Ramadan takes place during the ninth month of the Islamic calendar. It is the holiest month for Muslims and is marked by fasting from food and drink during daylight hours.1 While an estimated 93% of Muslims fast during Ramadan,1 those who experience difficulty fasting — including the elderly or people with chronic illnesses — may be exempt.2
One particular population of concern is Muslims with diabetes. Hypoglycemia risk is increased during Ramadan for those who fast.2 In particular, risk is increased where fasting and driving overlap, considering that patients with diabetes must meet certain glycemic parameters while driving for safety reasons.2
Nazim Ghouri, MBChB, MD, MRCP, of the Institute of Cardiovascular & Medical Sciences at the University of Glasgow, Scotland, and colleagues examined the interplay between fasting, driving, and diabetes in the Muslim community, presenting a novel review of secular and religious guidance that clinicians can reference when treating this patient population.2
“While there is no clear guidance or legal position on diabetes and driving for individuals who are fasting, Islamic law provides a logical framework to address this,” Dr Ghouri and colleagues noted. “Healthcare professionals need to raise and facilitate discussions on this often-overlooked topic with people with diabetes who are planning on fasting to minimize the potential for public harm.”
Published in Diabetes Research and Clinical Practice, the International Diabetes Federation and the Diabetes and Ramadan International Alliance released guidance focused on social and work-related aspects of Ramadan fasting in people with diabetes.3 The 2017 guidelines stratify patients into 1 of 3 categories to provide the best recommendations for patients with diabetes who wish to fast.
Category 1: Very high risk.
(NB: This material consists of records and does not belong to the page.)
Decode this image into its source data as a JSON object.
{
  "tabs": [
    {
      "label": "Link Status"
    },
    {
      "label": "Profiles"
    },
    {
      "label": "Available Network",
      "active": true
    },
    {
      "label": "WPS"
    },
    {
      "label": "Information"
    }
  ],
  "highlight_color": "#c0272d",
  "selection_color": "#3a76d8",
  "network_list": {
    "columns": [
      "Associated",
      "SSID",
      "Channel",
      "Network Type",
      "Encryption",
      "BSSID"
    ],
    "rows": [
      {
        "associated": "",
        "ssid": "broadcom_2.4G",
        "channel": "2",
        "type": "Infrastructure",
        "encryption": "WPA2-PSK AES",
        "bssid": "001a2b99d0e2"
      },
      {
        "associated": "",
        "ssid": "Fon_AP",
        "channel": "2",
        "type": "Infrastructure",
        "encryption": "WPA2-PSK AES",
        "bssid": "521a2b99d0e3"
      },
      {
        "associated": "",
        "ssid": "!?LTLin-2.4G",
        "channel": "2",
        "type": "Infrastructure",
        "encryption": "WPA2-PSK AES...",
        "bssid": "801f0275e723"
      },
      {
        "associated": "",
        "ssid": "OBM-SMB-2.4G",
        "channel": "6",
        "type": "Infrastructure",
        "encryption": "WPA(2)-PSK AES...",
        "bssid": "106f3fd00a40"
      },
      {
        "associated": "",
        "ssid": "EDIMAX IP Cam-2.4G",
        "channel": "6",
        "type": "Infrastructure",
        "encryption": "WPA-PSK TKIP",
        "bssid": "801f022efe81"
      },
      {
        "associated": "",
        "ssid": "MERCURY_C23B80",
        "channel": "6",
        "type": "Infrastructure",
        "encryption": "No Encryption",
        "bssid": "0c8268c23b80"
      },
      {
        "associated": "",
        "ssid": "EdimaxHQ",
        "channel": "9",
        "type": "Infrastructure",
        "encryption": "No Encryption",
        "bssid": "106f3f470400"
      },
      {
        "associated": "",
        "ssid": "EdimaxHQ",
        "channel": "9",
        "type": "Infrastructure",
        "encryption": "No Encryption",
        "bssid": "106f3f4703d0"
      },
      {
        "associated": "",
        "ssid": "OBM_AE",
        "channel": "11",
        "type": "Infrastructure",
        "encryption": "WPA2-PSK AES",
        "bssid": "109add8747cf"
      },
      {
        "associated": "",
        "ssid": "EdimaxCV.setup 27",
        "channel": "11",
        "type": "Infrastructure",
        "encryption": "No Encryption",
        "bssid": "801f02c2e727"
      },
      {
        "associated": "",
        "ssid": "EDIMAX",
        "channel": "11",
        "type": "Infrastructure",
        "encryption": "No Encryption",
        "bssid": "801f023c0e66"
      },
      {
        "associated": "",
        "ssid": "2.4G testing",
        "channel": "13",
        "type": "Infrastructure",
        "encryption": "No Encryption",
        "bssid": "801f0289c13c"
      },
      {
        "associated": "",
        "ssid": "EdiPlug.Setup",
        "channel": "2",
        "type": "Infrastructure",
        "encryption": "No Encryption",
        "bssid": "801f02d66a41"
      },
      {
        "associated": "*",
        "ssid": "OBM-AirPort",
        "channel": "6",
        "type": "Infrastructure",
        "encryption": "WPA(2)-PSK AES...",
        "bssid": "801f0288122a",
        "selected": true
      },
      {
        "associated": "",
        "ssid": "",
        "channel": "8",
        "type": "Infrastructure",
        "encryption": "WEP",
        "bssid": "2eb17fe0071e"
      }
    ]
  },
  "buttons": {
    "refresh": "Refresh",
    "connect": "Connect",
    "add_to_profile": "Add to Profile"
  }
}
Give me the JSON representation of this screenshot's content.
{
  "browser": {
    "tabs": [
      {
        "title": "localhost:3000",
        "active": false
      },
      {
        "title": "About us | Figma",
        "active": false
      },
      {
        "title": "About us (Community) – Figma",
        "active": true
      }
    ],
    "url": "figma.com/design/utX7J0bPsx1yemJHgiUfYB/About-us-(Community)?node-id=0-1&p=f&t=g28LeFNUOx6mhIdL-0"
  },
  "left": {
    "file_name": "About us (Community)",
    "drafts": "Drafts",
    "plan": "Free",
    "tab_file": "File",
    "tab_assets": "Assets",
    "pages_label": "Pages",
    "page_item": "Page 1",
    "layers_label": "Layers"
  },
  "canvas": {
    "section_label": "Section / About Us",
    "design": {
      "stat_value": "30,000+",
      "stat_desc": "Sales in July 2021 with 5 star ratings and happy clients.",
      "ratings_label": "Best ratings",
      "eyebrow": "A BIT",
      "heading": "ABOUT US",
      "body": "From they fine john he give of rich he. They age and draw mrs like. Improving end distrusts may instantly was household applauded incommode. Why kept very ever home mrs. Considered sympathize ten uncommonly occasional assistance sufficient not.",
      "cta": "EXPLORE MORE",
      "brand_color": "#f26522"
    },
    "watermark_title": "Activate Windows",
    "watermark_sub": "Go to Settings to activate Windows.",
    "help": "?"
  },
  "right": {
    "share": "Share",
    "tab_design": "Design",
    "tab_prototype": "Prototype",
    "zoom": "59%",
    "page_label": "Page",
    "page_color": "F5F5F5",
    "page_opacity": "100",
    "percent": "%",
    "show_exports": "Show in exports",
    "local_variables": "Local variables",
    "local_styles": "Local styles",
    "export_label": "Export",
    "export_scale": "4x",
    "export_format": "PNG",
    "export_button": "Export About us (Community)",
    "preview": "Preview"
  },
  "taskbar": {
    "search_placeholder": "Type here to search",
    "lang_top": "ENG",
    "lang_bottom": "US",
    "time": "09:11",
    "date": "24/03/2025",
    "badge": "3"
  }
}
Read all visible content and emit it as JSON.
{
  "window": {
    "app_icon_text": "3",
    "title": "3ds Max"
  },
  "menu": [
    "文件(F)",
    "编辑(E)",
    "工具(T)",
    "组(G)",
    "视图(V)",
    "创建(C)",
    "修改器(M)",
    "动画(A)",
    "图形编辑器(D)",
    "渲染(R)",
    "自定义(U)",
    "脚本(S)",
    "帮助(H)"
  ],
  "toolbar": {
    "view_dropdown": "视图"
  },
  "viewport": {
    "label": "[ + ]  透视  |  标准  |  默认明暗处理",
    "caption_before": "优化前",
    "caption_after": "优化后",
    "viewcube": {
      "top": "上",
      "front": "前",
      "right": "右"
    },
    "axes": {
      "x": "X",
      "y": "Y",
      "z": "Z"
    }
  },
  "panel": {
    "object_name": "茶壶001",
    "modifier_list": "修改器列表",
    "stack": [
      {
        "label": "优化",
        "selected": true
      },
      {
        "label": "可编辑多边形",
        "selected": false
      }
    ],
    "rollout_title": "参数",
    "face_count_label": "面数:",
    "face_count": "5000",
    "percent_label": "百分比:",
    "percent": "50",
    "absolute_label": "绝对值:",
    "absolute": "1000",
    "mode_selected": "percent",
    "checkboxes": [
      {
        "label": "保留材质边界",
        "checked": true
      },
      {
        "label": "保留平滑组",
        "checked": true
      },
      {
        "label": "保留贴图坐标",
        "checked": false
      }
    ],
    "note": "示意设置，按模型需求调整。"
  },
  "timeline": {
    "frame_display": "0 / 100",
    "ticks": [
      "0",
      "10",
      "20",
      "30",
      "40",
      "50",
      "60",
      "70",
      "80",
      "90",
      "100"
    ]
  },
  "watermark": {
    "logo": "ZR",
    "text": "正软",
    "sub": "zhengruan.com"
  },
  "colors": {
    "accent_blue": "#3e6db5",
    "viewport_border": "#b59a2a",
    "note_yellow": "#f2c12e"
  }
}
The first category encompasses patients with severe hypoglycemia, unexplained diabetic ketoacidosis, or hyperosmolar hyperglycemic coma within the 3 months prior to Ramadan; a history of hypoglycemia unawareness; pregnancy with preexisting diabetes; stage 4 or 5 chronic kidney disease; advanced macrovascular complications; and/or poorly controlled type 1 diabetes. These patients should listen to medical advice and must not fast. However, if patients in this category insist on fasting, they should receive structured education from a qualified diabetes team, regularly self-monitor blood glucose levels, follow recommendations for medication adjustments, and be prepared to break their fast in the event of hypoglycemia or hyperglycemia.